Каково было мое удивление, когда в трапезной я увидел знакомые фигуры в черном! По левую сторону стоял с тарелкой жареного картофеля сам Прахов-старший. Он аккуратненько, сложив пальцы, как для моления, выбирал руками жареный картофель и засылал его в рот. Напротив него, согнувшись в три погибели, на корточки присел Горбунов: у него одна нога совсем не сгибалась, и он ее вытянул в сторону. Рядом с Горбуновым прилепились к стене Шубкин с Праховым-младшим. Я приметил: Паша то улыбался, то корчил суровые рожи и так же, как отец, тремя сомкнутыми пальцами ел картофель. Ко мне подошел человек, откинул капюшон, и я узнал Приблудкина.
— Что за маскарад? — шепотом сказал я, обращаясь к Приблудкину.
— Молчать, — сказали в один голос Ривкин и Скобин, Бог знает откуда вынырнувшие вдруг. — Вас допустили к великому таинству единения церкви и государства.
— Народ и церковь едины, — сказал Скобин, складывая руки на груди.
— Раньше говорили: народ и партия едины, — улыбнулся я, но тут же получил пинка:
— Не богохульствуй, грешник.
Я оглянулся, на меня пристально, нагло посмеиваясь, уставился Агенобарбов.
— Сколько волка не корми, а он… — это Ковров сказал, но его тут же перебил Мигунов:
— Не связывайся, а то скажут, что мы оказываем на посвященного давление.
— Откушайте, — сказала мне монашка, подавая тарелку с картофелем, и я узнал в ней тетю Гришу.

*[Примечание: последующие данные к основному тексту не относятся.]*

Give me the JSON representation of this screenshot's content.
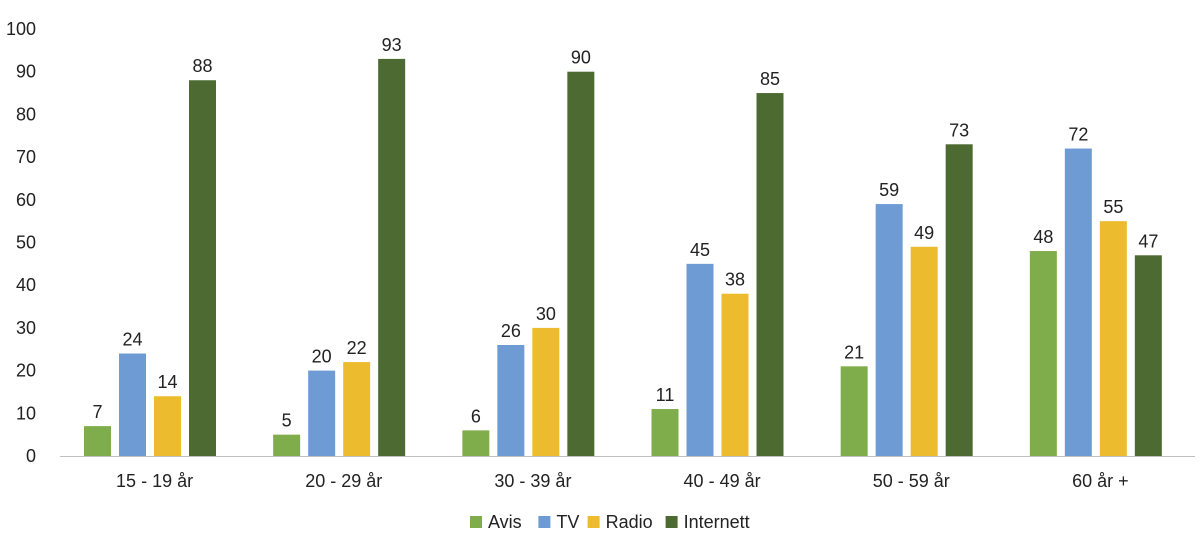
{
  "chart_data": {
    "type": "bar",
    "categories": [
      "15 - 19 år",
      "20 - 29 år",
      "30 - 39 år",
      "40 - 49 år",
      "50 - 59 år",
      "60 år +"
    ],
    "series": [
      {
        "name": "Avis",
        "color": "#7fad4b",
        "values": [
          7,
          5,
          6,
          11,
          21,
          48
        ]
      },
      {
        "name": "TV",
        "color": "#6f9bd4",
        "values": [
          24,
          20,
          26,
          45,
          59,
          72
        ]
      },
      {
        "name": "Radio",
        "color": "#ecbb2e",
        "values": [
          14,
          22,
          30,
          38,
          49,
          55
        ]
      },
      {
        "name": "Internett",
        "color": "#4d6a32",
        "values": [
          88,
          93,
          90,
          85,
          73,
          47
        ]
      }
    ],
    "ylim": [
      0,
      100
    ],
    "yticks": [
      0,
      10,
      20,
      30,
      40,
      50,
      60,
      70,
      80,
      90,
      100
    ],
    "title": "",
    "xlabel": "",
    "ylabel": "",
    "grid": false,
    "legend_position": "bottom"
  }
}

— И вы здесь? — спросил я у нее, но тут же ее оттолкнули и меж нами стал Агенобарбов:
— Не трогайте мою мать!
Я стоял в одиночестве. Собственно, каждый стоял в одиночестве. Никто ни с кем не разговаривал: жевали жареный картофель. Однако атмосфера была напряженной. Я это кожей ощущал. И хоть никто в мою сторону не смотрел, я все равно чувствовал, что их внутренние взоры обращены ко мне. Наконец, в трапезную спустился отец Иероним с каким-то представительным священнослужителем в золотой рясе. Оба перекрестились, давая понять всем, что им тоже нужно перекреститься. Я последовал примеру остальных, отец Иероним перехватил мой взгляд и дружелюбно улыбнулся. От этой улыбки мне сделалось лучше, и с моего лица сошла хмурость.
— Мы собрались здесь, милостивые, — обратился ко всем присутствующим епископ отец Гавриил Ржевский, — мы собрались здесь для чрезвычайно серьезной конкордии. Будем считать, что наше небольшое представительство выполняет некоторую роль согласительной комиссии, о чем было специально решено на двух последних заседаниях трех Верховных Советов империи и четырех демократических партий федеративной ориентации.
Могу со всей откровенностью сказать, что мы многократно обсуждали вопрос, чьей стороны нам держаться — империи или сепарации, — и всеедино решили: нет у нас другого пути. Империя и церковь всегда были вместе, и потому дал нам Господь еще одно испытание — сделать выбор. Пусть не смущается сердце ваше, веруйте в Бога, и он поможет вам сделать правильный выбор, да пребудет с вами дух истины во веки веков!
Наш единственный великий Утешитель, Дух Святый, которого послал нам Всевышний во имя Свое, сказав через Спасителя: "Я есть лоза, а вы ветви: кто пребывает во Мне, и Я — в нем, тот приносит много плода, ибо без Меня можете ничего не делать. Кто не пребудет во Мне, извергнется вон, как ветвь, и засохнет: а такие ветви бросают в огонь, и они сгорают". Одна такая ветвь перед нами, милостивые. Заблудшая, потерянная, ветром отнесенная в дальние края, эта ветвь уж была совсем подготовлена, чтобы бросить ее в огонь, но пастыри наши разыскали эту заблудшую ветвь, спасли от смерти, и мы видим ее в добром здравии в нашем Храме. Аминь!